Gemäss Bundesgericht ist die Schwere des Angriffs zu messen an den Auswirkungen auf die Persönlichkeit des betroffenen Arbeitnehmers unter Berücksichtigung aller Umstände und insbesondere der vorausgegangenen Ereignisse. Die Wirkung des Fehlverhaltens auf den Arbeitgeber ist nicht entscheidend, da dieser nur indirekt betroffen ist. Auch wenn der Arbeitgeber, entgegen seinen Verpflichtungen nach OR 328, auf die Verfehlung nicht reagiert und untätig bleibt, hat dies keinen Einfluss auf die Beurteilung der Schwere des Angriffs.

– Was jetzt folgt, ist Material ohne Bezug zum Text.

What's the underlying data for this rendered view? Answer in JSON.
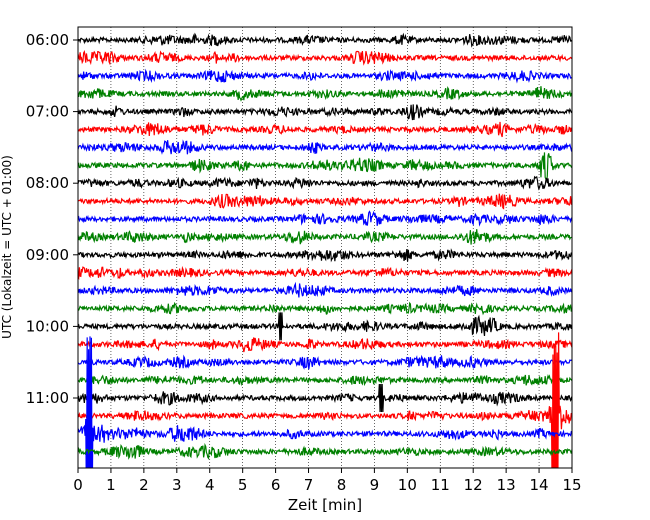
{
  "chart_data": {
    "type": "line",
    "title": "",
    "xlabel": "Zeit  [min]",
    "ylabel": "UTC (Lokalzeit = UTC + 01:00)",
    "xlim": [
      0,
      15
    ],
    "x_ticks": [
      0,
      1,
      2,
      3,
      4,
      5,
      6,
      7,
      8,
      9,
      10,
      11,
      12,
      13,
      14,
      15
    ],
    "y_ticks": [
      "06:00",
      "07:00",
      "08:00",
      "09:00",
      "10:00",
      "11:00"
    ],
    "grid": "vertical dotted",
    "legend": "none",
    "trace_interval_minutes": 15,
    "trace_colors": [
      "#000000",
      "#ff0000",
      "#0000ff",
      "#008000"
    ],
    "traces": [
      {
        "start": "06:00",
        "color": "#000000"
      },
      {
        "start": "06:15",
        "color": "#ff0000"
      },
      {
        "start": "06:30",
        "color": "#0000ff"
      },
      {
        "start": "06:45",
        "color": "#008000"
      },
      {
        "start": "07:00",
        "color": "#000000"
      },
      {
        "start": "07:15",
        "color": "#ff0000"
      },
      {
        "start": "07:30",
        "color": "#0000ff"
      },
      {
        "start": "07:45",
        "color": "#008000"
      },
      {
        "start": "08:00",
        "color": "#000000"
      },
      {
        "start": "08:15",
        "color": "#ff0000"
      },
      {
        "start": "08:30",
        "color": "#0000ff"
      },
      {
        "start": "08:45",
        "color": "#008000"
      },
      {
        "start": "09:00",
        "color": "#000000"
      },
      {
        "start": "09:15",
        "color": "#ff0000"
      },
      {
        "start": "09:30",
        "color": "#0000ff"
      },
      {
        "start": "09:45",
        "color": "#008000"
      },
      {
        "start": "10:00",
        "color": "#000000"
      },
      {
        "start": "10:15",
        "color": "#ff0000"
      },
      {
        "start": "10:30",
        "color": "#0000ff"
      },
      {
        "start": "10:45",
        "color": "#008000"
      },
      {
        "start": "11:00",
        "color": "#000000"
      },
      {
        "start": "11:15",
        "color": "#ff0000"
      },
      {
        "start": "11:30",
        "color": "#0000ff"
      },
      {
        "start": "11:45",
        "color": "#008000"
      }
    ],
    "events": [
      {
        "trace": "11:30",
        "minute": 0.35,
        "color": "#0000ff",
        "note": "large spike"
      },
      {
        "trace": "11:15",
        "minute": 14.5,
        "color": "#ff0000",
        "note": "large spike"
      },
      {
        "trace": "07:45",
        "minute": 14.2,
        "color": "#008000",
        "note": "burst"
      },
      {
        "trace": "11:00",
        "minute": 9.2,
        "color": "#000000",
        "note": "spike"
      },
      {
        "trace": "10:00",
        "minute": 6.15,
        "color": "#000000",
        "note": "spike"
      }
    ]
  }
}
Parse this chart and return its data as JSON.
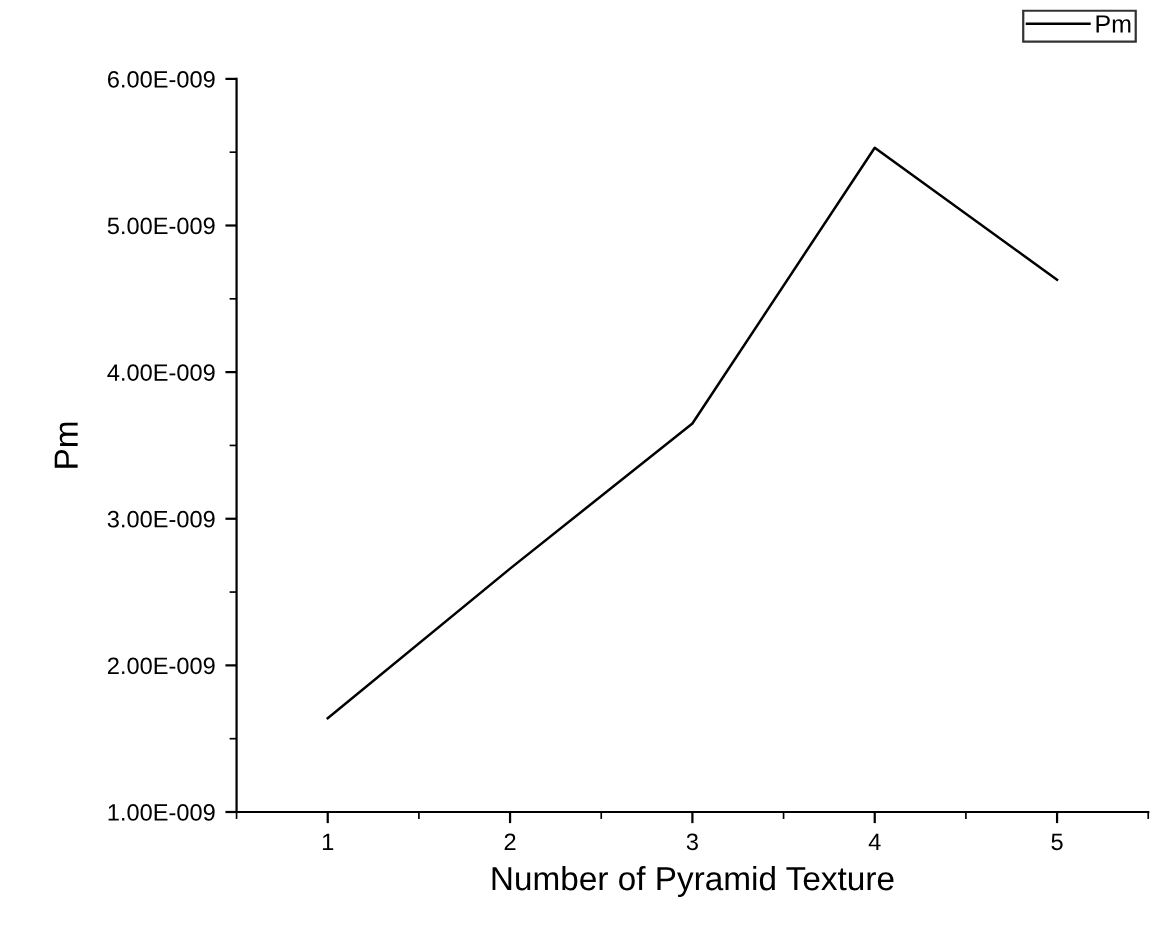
{
  "chart_data": {
    "type": "line",
    "xlabel": "Number of Pyramid Texture",
    "ylabel": "Pm",
    "x": [
      1,
      2,
      3,
      4,
      5
    ],
    "series": [
      {
        "name": "Pm",
        "color": "#000000",
        "values": [
          1.64e-09,
          2.66e-09,
          3.65e-09,
          5.53e-09,
          4.63e-09
        ]
      }
    ],
    "xlim": [
      0.5,
      5.5
    ],
    "xticks": [
      1,
      2,
      3,
      4,
      5
    ],
    "ylim": [
      1e-09,
      6e-09
    ],
    "yticks": [
      {
        "value": 1e-09,
        "label": "1.00E-009"
      },
      {
        "value": 2e-09,
        "label": "2.00E-009"
      },
      {
        "value": 3e-09,
        "label": "3.00E-009"
      },
      {
        "value": 4e-09,
        "label": "4.00E-009"
      },
      {
        "value": 5e-09,
        "label": "5.00E-009"
      },
      {
        "value": 6e-09,
        "label": "6.00E-009"
      }
    ],
    "grid": false,
    "legend": "top right",
    "marker": "none",
    "line_style": "solid"
  }
}
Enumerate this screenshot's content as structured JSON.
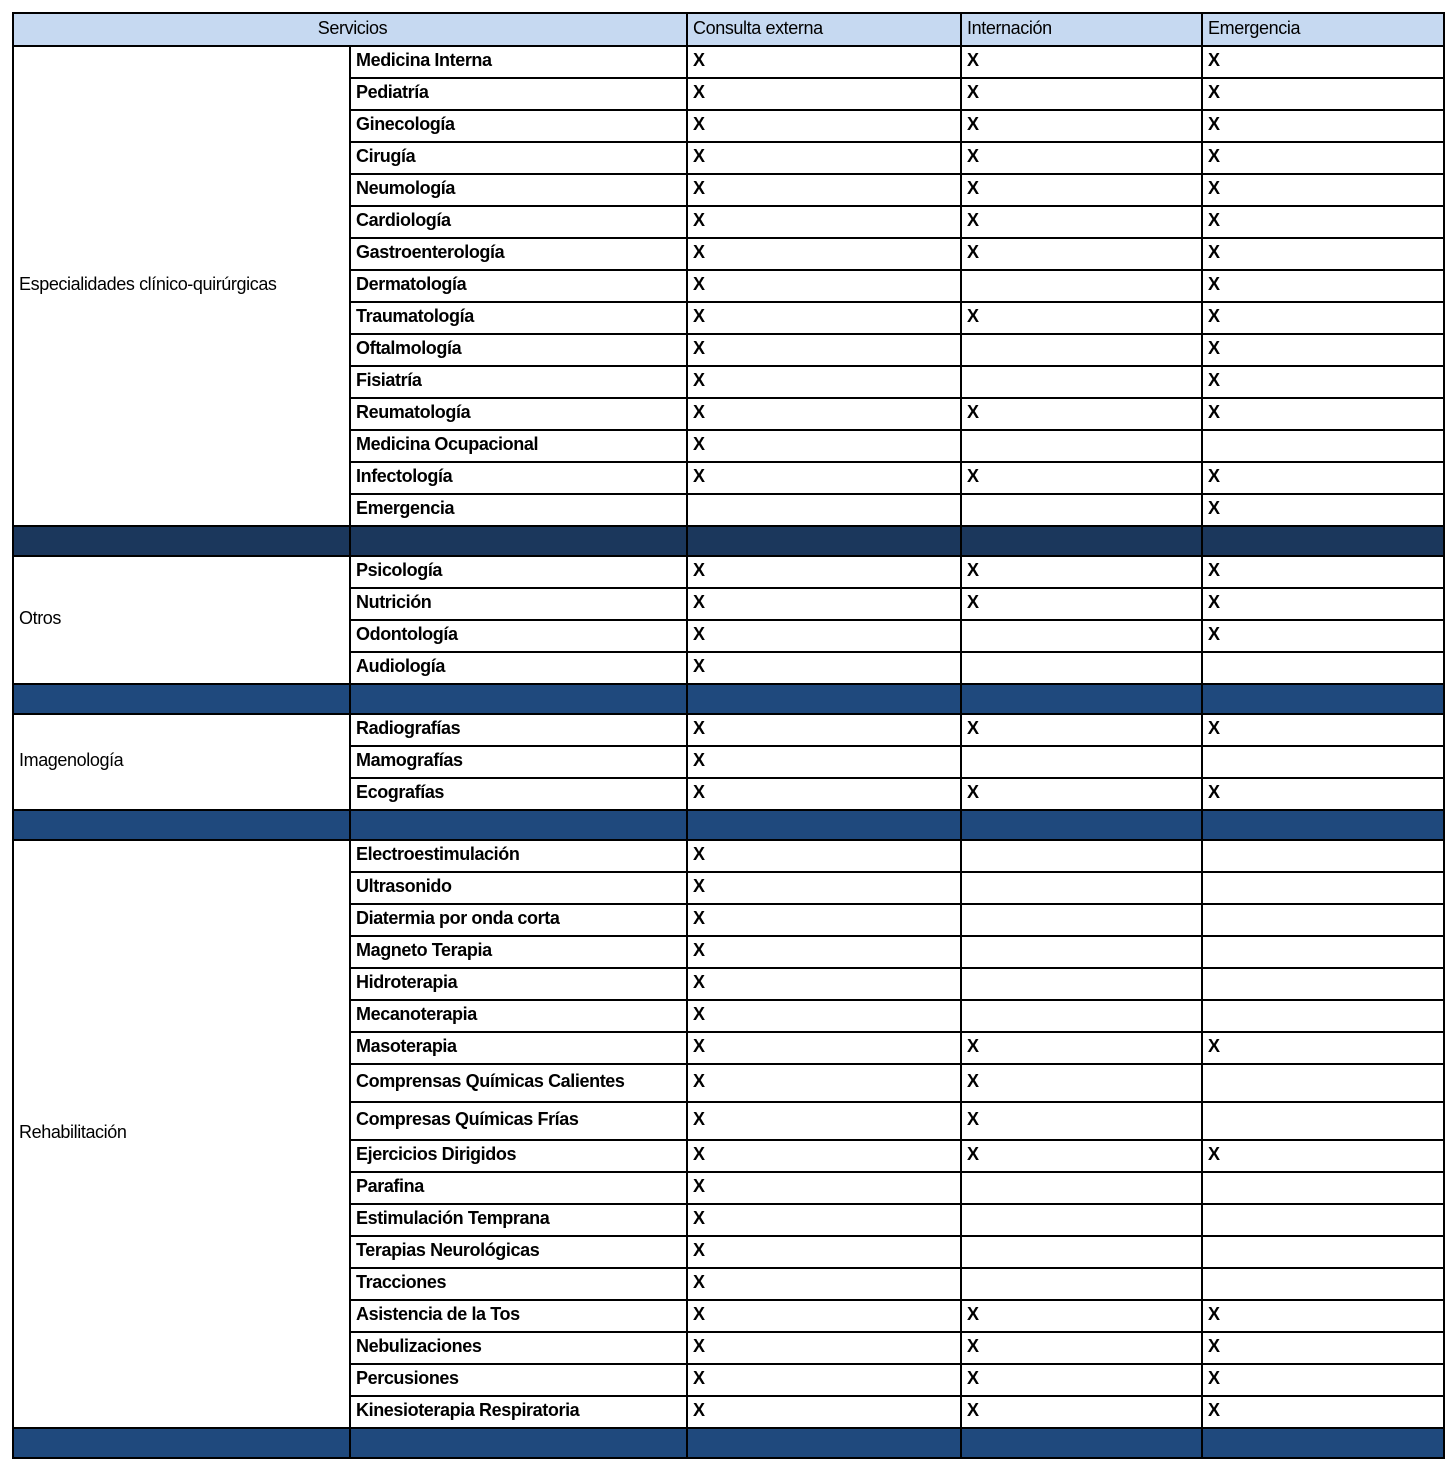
{
  "header": {
    "servicios": "Servicios",
    "consulta_externa": "Consulta externa",
    "internacion": "Internación",
    "emergencia": "Emergencia"
  },
  "colors": {
    "header_bg": "#c6d9f1",
    "separator_first": "#1b375c",
    "separator": "#1f497d"
  },
  "mark": "X",
  "groups": [
    {
      "label": "Especialidades clínico-quirúrgicas",
      "rows": [
        {
          "name": "Medicina Interna",
          "c": "X",
          "i": "X",
          "e": "X"
        },
        {
          "name": "Pediatría",
          "c": "X",
          "i": "X",
          "e": "X"
        },
        {
          "name": "Ginecología",
          "c": "X",
          "i": "X",
          "e": "X"
        },
        {
          "name": "Cirugía",
          "c": "X",
          "i": "X",
          "e": "X"
        },
        {
          "name": "Neumología",
          "c": "X",
          "i": "X",
          "e": "X"
        },
        {
          "name": "Cardiología",
          "c": "X",
          "i": "X",
          "e": "X"
        },
        {
          "name": "Gastroenterología",
          "c": "X",
          "i": "X",
          "e": "X"
        },
        {
          "name": "Dermatología",
          "c": "X",
          "i": "",
          "e": "X"
        },
        {
          "name": "Traumatología",
          "c": "X",
          "i": "X",
          "e": "X"
        },
        {
          "name": "Oftalmología",
          "c": "X",
          "i": "",
          "e": "X"
        },
        {
          "name": "Fisiatría",
          "c": "X",
          "i": "",
          "e": "X"
        },
        {
          "name": "Reumatología",
          "c": "X",
          "i": "X",
          "e": "X"
        },
        {
          "name": "Medicina Ocupacional",
          "c": "X",
          "i": "",
          "e": ""
        },
        {
          "name": "Infectología",
          "c": "X",
          "i": "X",
          "e": "X"
        },
        {
          "name": "Emergencia",
          "c": "",
          "i": "",
          "e": "X"
        }
      ]
    },
    {
      "label": "Otros",
      "rows": [
        {
          "name": "Psicología",
          "c": "X",
          "i": "X",
          "e": "X"
        },
        {
          "name": "Nutrición",
          "c": "X",
          "i": "X",
          "e": "X"
        },
        {
          "name": "Odontología",
          "c": "X",
          "i": "",
          "e": "X"
        },
        {
          "name": "Audiología",
          "c": "X",
          "i": "",
          "e": ""
        }
      ]
    },
    {
      "label": "Imagenología",
      "rows": [
        {
          "name": "Radiografías",
          "c": "X",
          "i": "X",
          "e": "X"
        },
        {
          "name": "Mamografías",
          "c": "X",
          "i": "",
          "e": ""
        },
        {
          "name": "Ecografías",
          "c": "X",
          "i": "X",
          "e": "X"
        }
      ]
    },
    {
      "label": "Rehabilitación",
      "rows": [
        {
          "name": "Electroestimulación",
          "c": "X",
          "i": "",
          "e": ""
        },
        {
          "name": "Ultrasonido",
          "c": "X",
          "i": "",
          "e": ""
        },
        {
          "name": "Diatermia por onda corta",
          "c": "X",
          "i": "",
          "e": ""
        },
        {
          "name": "Magneto Terapia",
          "c": "X",
          "i": "",
          "e": ""
        },
        {
          "name": "Hidroterapia",
          "c": "X",
          "i": "",
          "e": ""
        },
        {
          "name": "Mecanoterapia",
          "c": "X",
          "i": "",
          "e": ""
        },
        {
          "name": "Masoterapia",
          "c": "X",
          "i": "X",
          "e": "X"
        },
        {
          "name": "Comprensas Químicas Calientes",
          "c": "X",
          "i": "X",
          "e": ""
        },
        {
          "name": "Compresas Químicas Frías",
          "c": "X",
          "i": "X",
          "e": ""
        },
        {
          "name": "Ejercicios Dirigidos",
          "c": "X",
          "i": "X",
          "e": "X"
        },
        {
          "name": "Parafina",
          "c": "X",
          "i": "",
          "e": ""
        },
        {
          "name": "Estimulación Temprana",
          "c": "X",
          "i": "",
          "e": ""
        },
        {
          "name": "Terapias Neurológicas",
          "c": "X",
          "i": "",
          "e": ""
        },
        {
          "name": "Tracciones",
          "c": "X",
          "i": "",
          "e": ""
        },
        {
          "name": "Asistencia de la Tos",
          "c": "X",
          "i": "X",
          "e": "X"
        },
        {
          "name": "Nebulizaciones",
          "c": "X",
          "i": "X",
          "e": "X"
        },
        {
          "name": "Percusiones",
          "c": "X",
          "i": "X",
          "e": "X"
        },
        {
          "name": "Kinesioterapia Respiratoria",
          "c": "X",
          "i": "X",
          "e": "X"
        }
      ]
    }
  ]
}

Die kantonale Instanz hatte die fristlose Entlassung als ungerechtfertigt beurteilt, da der Arbeitgeber auf frühere Angriffe, welche teilweise schwerer waren als derjenige, der schliesslich zur fristlosen Entlassung führte, nicht reagiert und keine Verwarnungen ausgesprochen hatte. Der Vorfall vom 24. April 1998 habe das Vertrauensverhältnis zwischen Arbeitgeber und Arbeitnehmer nicht zerstören oder so tiefgreifend erschüttern können, dass eine Fortführung des Vertrages bis zum nächsten Kündigungstermin nicht zumutbar gewesen wäre.

Gemäss Bundesgericht kann der Beurteilung der kantonalen Instanz nicht gefolgt werden, denn die Todesdrohung ist im Gesamtzusammenhang zu sehen. Bereits seit längerer Zeit verhielt sich der Täter dem Opfer gegenüber in unzulässiger Art und Weise, es gab täglich Streitigkeiten, es kam zu Beleidigungen und sogar zu einer Tätlichkeit. Unter diesen Umständen war die Todesdrohung vom betroffenen Arbeitnehmer nicht als Scherz aufzufassen und es ist deshalb verständlich, dass dieser die Polizei um Hilfe bat. Obwohl die Polizei ihren Einsatz als nicht gerechtfertigt betrachtete, waren die Äusserungen für das Opfer unter den gegebenen Umständen doch besonders beunruhigend. Schliesslich kann auch aus der Tatsache, dass der betroffene Arbeitnehmer keine Strafklage einreichte, nicht geschlossen werden, dass die Verfehlung nicht schwerwiegend war.

Das Bundesgericht kam unter den genannten Umständen zu folgendem Schluss: Die Verfehlung vom 24. April 1998 ist schwerwiegend und die Persönlichkeit des Arbeitskollegen wurde verletzt. Der Arbeitgeber war deshalb berechtigt, das Vertrauensverhältnis mit diesem Arbeitnehmer als zerstört zu betrachten und ihn, sogar ohne vorgängige Verwarnung, fristlos zu entlassen.

Empfehlung

Oft ist es heikel, beurteilen zu können, ob ein wichtiger Grund vorliegt, der eine fristlose Entlassung rechtfertigt. Da die Auswirkungen im Falle einer ungerechtfertigten fristlosen Entlassung gravierend sein können, lohnt es sich, gut darüber nachzudenken und vorgängig die Meinung eines juristischen Beraters einzuholen. Zudem ist darauf zu achten, dass die fristlose Kündigung "unverzüglich" ausgesprochen wird, sobald der wichtige Grund bekannt ist. Was noch als "unverzügliche" Kündigung gelten kann, hängt von den Umständen des Einzelfalles ab. Das Bundesgericht gesteht natürlichen Personen im allgemeinen nur eine kurze Überlegungsfrist von zwei bis drei Arbeitstagen zu. Bei juristischen Personen kann diese Frist allenfalls aufgrund einer umständlicheren Entscheidfindung ein paar Tage länger dauern.